Many useful problems involve determining whether an input is the member of a class or not, for example,

Given an e-mail, is it spam or not spam?
Given a credit card transaction, is it fraudulent or legitimate?
Given medical test results, are they positive or negative for a disease?

For most such problems, neither a linear nor a polynomial model fits the data very well. One reason is that these models can produce large, continuous-valued, positive or negative outputs. The desire is for a binary output (0 for not-in-class or 1 for in-class).

One recourse is to take the output of a linear or polynomial model \(y = \vec{\theta} \times \vec{x}\) and use it as the input to another model with output ranging between 0 and 1. The logistic function has this property: no matter how large or small its input is, the output remains between 0 and 1.

\[y = \frac{1}{1 + e^{\vec{\theta^T}\times\vec{x}}}\]

Mathematically speaking, this composes a logistic function with a linear or polynomial function.
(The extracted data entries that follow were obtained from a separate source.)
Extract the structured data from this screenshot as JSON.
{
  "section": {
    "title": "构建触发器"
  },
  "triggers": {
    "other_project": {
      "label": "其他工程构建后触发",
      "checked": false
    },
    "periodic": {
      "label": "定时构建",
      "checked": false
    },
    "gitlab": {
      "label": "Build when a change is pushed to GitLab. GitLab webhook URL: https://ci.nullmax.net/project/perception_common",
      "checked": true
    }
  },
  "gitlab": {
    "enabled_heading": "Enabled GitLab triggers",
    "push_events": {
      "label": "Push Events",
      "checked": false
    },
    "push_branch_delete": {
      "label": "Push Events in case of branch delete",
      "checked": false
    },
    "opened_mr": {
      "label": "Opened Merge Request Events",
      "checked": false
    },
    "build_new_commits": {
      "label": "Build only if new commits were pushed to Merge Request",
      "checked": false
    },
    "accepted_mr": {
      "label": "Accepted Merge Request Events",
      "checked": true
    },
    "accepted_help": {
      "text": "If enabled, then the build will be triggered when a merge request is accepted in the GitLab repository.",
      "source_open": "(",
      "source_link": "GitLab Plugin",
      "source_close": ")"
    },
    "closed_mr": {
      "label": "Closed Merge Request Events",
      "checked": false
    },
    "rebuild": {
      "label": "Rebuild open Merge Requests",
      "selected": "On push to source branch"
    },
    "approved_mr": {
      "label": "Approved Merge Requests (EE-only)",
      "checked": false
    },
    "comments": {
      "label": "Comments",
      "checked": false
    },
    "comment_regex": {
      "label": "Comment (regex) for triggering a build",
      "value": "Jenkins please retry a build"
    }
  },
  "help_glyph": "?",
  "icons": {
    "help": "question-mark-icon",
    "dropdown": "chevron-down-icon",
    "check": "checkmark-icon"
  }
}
Data scientists sometimes say the linear/polynomial model’s output is “put through a sigmoid,” or “squashed.” The output of such a model is not strictly binary, but because it is between 0 and 1, we can usefully interpret it as the predicted probability that the input is in a particular class.

The linear regression model assumed that there was a line such that the examples were on the line or near it. Polynomial regression assumed that there was a curve such that the examples were on the curve or near it. Logistic regression assumes that there is a line or curve such that examples on one side of the line or curve are in the class, and examples on the other side are outside the class.